Lanet olası telefonumun alarmıyla yerimden fırladım. Gözümü açtığımda üvey kız kardeşim Tuğçe'yi gördüm.
"Hayırdır? Ne duruyorsun tepemde?" dedim yataktan kalkarak.
"Hayır mı değil mi? onu sen söyleyeceksin." çıktı odamdan. Tuğçe işte. Beni hiç sevmezdi. Annem vefat ettikten sonra, babam bir kere evlendi. Annemi doğumda kaybetmişlerdi.
Ne üvey annem, ne de Tuğçe beni sevmiyordu. Bu evde beni umursayan tek kişi babamdı. Odamı toplayıp, elbisemi giyidim. Banyo işlerimi hall ettim ve azcık makyaj yapıp kahvaltıya indim.
"Günaydın." geçip yerime oturdum.
"Görünüşe bakılırsa, bu gün kahvaltını evde yapacaksın. Makyajına bak şunun. Varoş." dedi Tuğçe gözlerimin içine bakarak. Kafama takmadım.
Kahvaltı yaptıktan sonra babam benimle önemli bir konuda konuşması gerektiğini söyleyip dışarı çıkardı.
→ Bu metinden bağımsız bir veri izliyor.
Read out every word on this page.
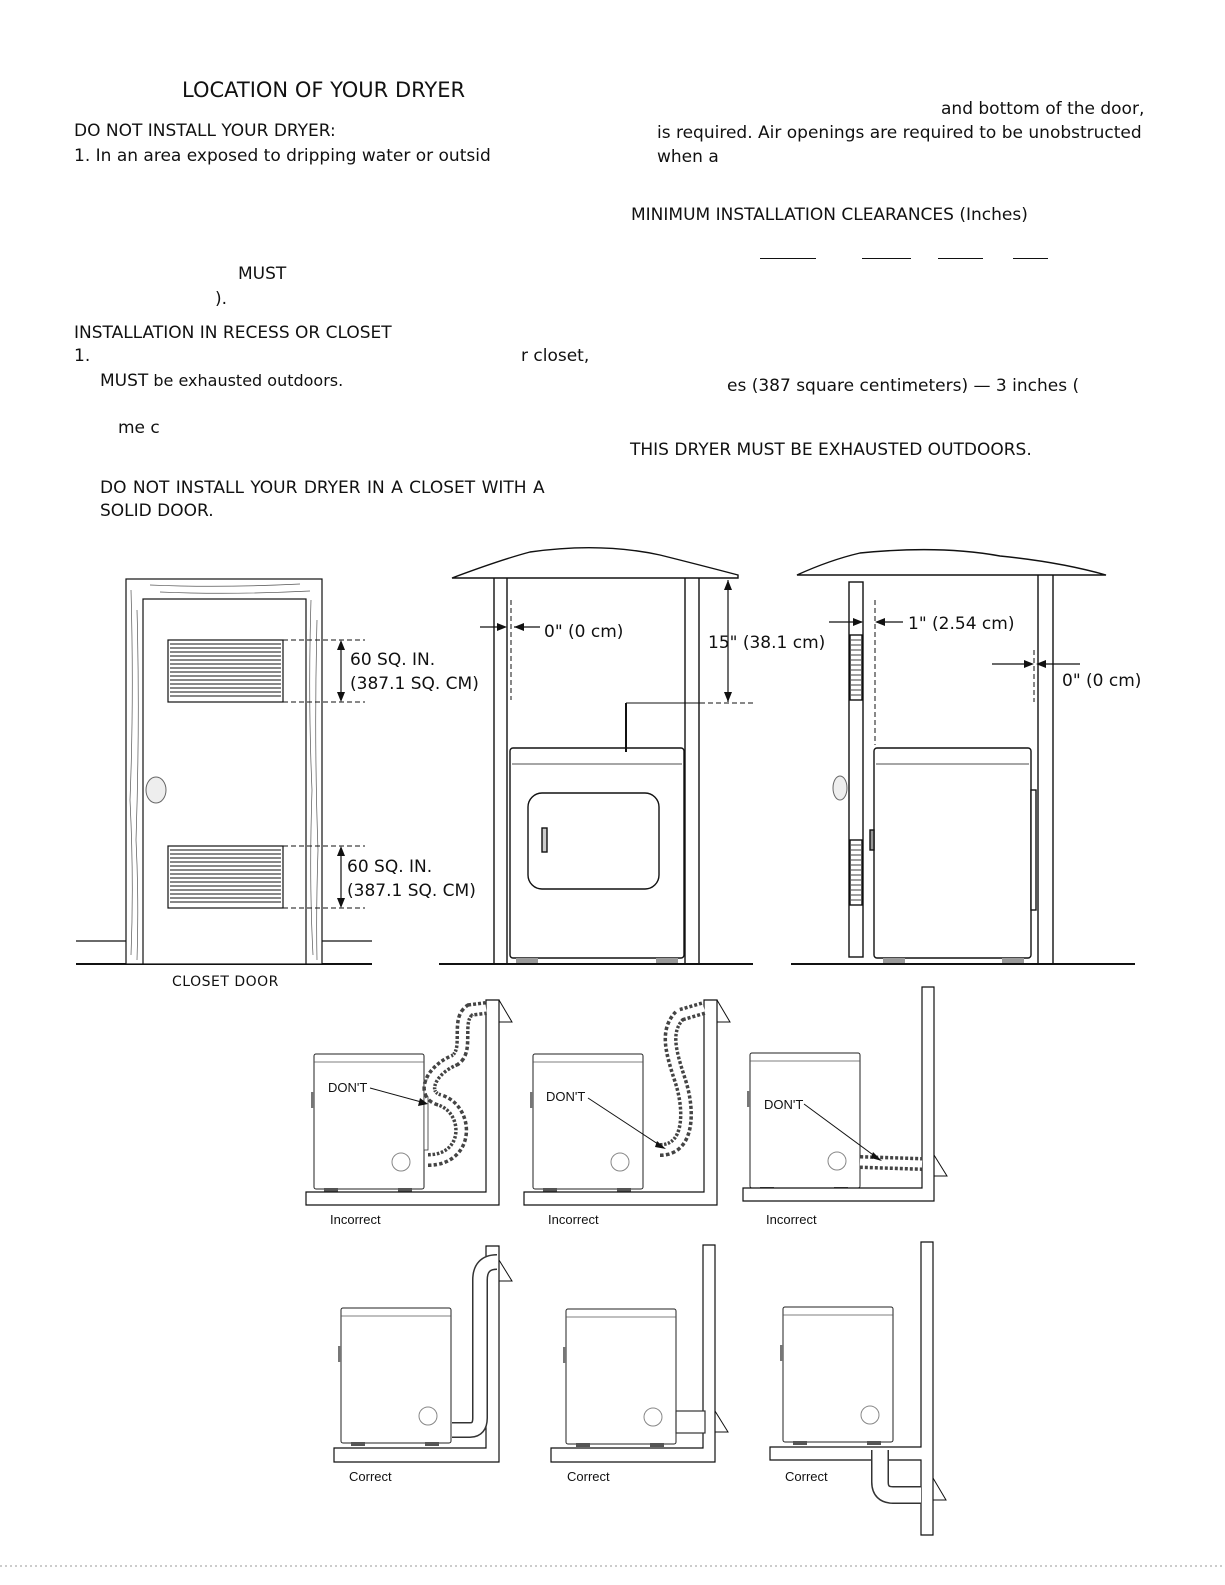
LOCATION OF YOUR DRYER
DO NOT INSTALL YOUR DRYER:
1. In an area exposed to dripping water or outsid
MUST
).
INSTALLATION IN RECESS OR CLOSET
1.	r closet,
MUST be exhausted outdoors.
me c
DO NOT INSTALL YOUR DRYER IN A CLOSET WITH A
SOLID DOOR.
and bottom of the door,
is required. Air openings are required to be unobstructed
when a
MINIMUM INSTALLATION CLEARANCES (Inches)
es (387 square centimeters) — 3 inches (
THIS DRYER MUST BE EXHAUSTED OUTDOORS.
60 SQ. IN.
(387.1 SQ. CM)
60 SQ. IN.
(387.1 SQ. CM)
CLOSET DOOR
0" (0 cm)
15" (38.1 cm)
1" (2.54 cm)
0" (0 cm)
DON'T
DON'T
DON'T
Incorrect	Incorrect	Incorrect
Correct	Correct	Correct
"Bir şey mi oldu baba?" endişelendim biraz.
"Kızım bu ne?" dedi ve telefonu bana çevirdi. Fotoğraflar! Olamaz! Dün gece benim ve Kadir'in birileri fotoğraflarımızı çekmiş. Bana sarılırken hemde.
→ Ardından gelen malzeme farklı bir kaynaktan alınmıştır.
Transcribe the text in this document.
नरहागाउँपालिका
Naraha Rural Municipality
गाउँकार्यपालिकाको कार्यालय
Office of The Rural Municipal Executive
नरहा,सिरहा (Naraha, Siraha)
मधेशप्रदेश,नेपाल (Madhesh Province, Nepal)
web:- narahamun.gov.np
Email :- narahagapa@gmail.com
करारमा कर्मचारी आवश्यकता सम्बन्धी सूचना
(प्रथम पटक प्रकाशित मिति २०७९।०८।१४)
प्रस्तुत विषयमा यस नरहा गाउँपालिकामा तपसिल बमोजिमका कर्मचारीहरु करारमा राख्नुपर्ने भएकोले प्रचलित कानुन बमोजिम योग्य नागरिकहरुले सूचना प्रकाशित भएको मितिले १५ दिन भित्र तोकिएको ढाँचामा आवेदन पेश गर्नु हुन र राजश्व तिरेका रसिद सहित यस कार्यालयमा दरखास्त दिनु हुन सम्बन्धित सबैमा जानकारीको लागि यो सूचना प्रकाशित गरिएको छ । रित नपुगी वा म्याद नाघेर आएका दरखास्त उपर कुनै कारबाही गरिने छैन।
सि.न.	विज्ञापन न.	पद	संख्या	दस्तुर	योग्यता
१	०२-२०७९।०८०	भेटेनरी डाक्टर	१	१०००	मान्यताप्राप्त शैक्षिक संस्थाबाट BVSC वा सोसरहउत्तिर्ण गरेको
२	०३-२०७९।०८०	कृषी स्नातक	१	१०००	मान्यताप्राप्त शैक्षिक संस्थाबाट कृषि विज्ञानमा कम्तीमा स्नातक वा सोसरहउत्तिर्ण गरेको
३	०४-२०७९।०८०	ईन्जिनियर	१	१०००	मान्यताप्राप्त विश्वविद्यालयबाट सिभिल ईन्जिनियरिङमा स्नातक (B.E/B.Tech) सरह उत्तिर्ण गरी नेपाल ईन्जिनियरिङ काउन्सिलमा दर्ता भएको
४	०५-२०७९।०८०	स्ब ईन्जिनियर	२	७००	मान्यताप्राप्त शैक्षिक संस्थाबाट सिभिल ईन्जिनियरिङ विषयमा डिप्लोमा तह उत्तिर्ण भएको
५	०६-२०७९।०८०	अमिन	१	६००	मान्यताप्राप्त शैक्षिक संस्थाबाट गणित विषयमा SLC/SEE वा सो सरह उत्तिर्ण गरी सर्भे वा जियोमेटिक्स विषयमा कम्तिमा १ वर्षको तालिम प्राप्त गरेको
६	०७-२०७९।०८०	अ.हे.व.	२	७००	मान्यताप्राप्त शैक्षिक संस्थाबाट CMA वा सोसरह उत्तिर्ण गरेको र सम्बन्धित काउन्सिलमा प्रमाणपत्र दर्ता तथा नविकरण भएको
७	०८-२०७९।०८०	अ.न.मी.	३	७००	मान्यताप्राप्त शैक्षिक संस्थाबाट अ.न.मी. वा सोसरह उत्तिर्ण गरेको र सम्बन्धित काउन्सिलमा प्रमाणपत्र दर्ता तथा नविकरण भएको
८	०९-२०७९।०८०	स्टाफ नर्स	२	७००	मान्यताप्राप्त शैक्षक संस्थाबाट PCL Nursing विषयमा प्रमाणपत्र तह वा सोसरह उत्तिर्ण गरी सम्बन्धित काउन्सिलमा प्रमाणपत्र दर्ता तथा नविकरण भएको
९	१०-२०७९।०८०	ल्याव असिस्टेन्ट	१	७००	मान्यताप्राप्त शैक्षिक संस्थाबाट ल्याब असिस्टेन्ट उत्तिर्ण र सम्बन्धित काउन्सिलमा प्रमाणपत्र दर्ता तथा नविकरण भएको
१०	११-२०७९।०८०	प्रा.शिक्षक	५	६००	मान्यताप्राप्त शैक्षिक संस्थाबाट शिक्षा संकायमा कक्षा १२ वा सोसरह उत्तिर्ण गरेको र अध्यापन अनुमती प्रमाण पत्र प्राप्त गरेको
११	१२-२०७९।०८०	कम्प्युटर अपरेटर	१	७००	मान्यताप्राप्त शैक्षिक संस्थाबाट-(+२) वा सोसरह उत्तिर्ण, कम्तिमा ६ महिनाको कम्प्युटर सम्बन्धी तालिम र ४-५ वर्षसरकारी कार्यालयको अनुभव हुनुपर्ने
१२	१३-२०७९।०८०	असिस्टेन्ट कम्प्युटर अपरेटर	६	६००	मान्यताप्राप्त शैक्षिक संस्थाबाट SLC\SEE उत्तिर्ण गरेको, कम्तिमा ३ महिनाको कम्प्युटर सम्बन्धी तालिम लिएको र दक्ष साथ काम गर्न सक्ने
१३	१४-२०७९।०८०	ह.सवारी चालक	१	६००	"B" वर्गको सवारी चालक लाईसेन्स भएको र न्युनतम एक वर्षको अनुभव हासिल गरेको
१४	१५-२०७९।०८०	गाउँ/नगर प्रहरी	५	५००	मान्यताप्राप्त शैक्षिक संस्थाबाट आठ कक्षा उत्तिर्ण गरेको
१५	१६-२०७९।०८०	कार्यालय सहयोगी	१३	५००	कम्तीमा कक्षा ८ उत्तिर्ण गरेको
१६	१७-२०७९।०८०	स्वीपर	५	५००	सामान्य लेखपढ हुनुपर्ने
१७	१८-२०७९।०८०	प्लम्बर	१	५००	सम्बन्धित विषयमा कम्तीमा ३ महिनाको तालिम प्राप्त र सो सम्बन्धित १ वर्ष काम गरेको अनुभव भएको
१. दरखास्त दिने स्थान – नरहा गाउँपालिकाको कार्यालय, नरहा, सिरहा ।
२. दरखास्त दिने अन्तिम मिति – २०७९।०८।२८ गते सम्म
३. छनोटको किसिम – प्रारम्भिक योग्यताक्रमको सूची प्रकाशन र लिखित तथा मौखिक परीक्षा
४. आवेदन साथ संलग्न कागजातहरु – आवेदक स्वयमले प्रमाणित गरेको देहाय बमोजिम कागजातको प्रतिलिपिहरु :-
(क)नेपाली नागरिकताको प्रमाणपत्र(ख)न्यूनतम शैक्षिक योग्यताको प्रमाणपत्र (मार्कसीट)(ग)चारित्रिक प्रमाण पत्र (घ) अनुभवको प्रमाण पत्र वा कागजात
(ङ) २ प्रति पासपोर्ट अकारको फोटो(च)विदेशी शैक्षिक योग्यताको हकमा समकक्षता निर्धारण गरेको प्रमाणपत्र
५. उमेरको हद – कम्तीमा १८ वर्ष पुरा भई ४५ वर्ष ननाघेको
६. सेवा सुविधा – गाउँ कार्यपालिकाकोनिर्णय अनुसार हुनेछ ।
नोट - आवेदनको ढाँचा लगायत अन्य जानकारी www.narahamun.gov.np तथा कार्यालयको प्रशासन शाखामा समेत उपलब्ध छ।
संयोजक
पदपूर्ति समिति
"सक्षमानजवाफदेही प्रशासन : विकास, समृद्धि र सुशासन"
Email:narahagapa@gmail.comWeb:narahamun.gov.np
Korktum. Babamın beni öldüreceğini biliyordum. Haklıydı aslında. Daha 18 yaşımı geçmemiştim. 18 yaşındayım ama geçmemiştim. Sustum, hiç bir şey konuşmadım.
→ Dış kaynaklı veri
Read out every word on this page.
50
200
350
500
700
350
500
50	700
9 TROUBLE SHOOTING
"Bak kızım. 18 yaşındasın, olur böyle şeyler. Eğer hayatında birisi varsa, söyle. Hiç bir şey yapmayacağım. Ama senden tek bir şey istiyorum. Bu çocuk her kimse, sağda solda fotoğraflarınız çekilmesin. Tamam mı?" dedi ve içeri girdi.
Cevab vermeye bile zaman bulamadım. Sude'yi arayıp, derse koştum. Geldiğim de ders hala başlamamıştı. Sude sınıftaydı. Yanına gittim.
"Günaydın güzellik."
"Yavşıma Sude." dedim sırıtarak. Gülerek arka sıraya döndüm. Bay Ego'yu görür görmez gülüşlerim yok oldu. Bana bakıyordu.
Daha fazla bakmadan, önüme döndüm. "Bir şey mi oldu?" sordu Sude. Ve arkasına döndü. Sanırım Bay Ego'yu o da görmüştü. Neyse, hoca geldi. Birinci ders başladı.
Ders boyu gözünü benden çekmedi. Saçmalamayın tabi ki de ona bakmıyordum. Ama hiss ediyordum. Hocayı dinlemiyordu ama o kesin.
"Kadir, söylediklerimi tekrar eder misin?" hoca aniden sordu. "Kadir sana diyorum!" diye bağırdı hoca.
"Ha? Bir şey mi demişdiniz hocam?" sordu şaşkınlıkla. Her kes güldü. Hoca bile. Ben hariç. Çünkü hocanın neye güldüğünü anlamıştım. Diğerleri anlamasın diye ikimize de gizlice bakıp "Ah şu gençlik. Ah." dedi. Kıp kırmızı kızardım.
Aniden birilerinin yanağımı okşadığını hissettim. Arkamı döndüm. Kadir'di. Teneffüs zilini duymamıştım bile. Dönüp hocaya baktım. Bize bakıp gülerek, çantasını da alıp çıktı.
Kalkıp sınıftan çıkıp, Sude'nin yanına gittim.
"Ya zil çalıyor sen bana haber vermeden çıkıp gidiyorsun. Üstelik beni onunla yanlız bırakıyorsun."
"Ya ne yapayım? Arkadan bana sessiz ol işareti yapdı. Hem büyük bir gece geçirmişsiniz." dedi sırıtarak.
"Saçmalama ya." diyip dışarı çıktım. O gece bana bir şeyler olmuştu. Kadir bir türlü aklımdan çıkmıyordu. Sınıfın önüne geldim. Kadir'le bir kız gördüm.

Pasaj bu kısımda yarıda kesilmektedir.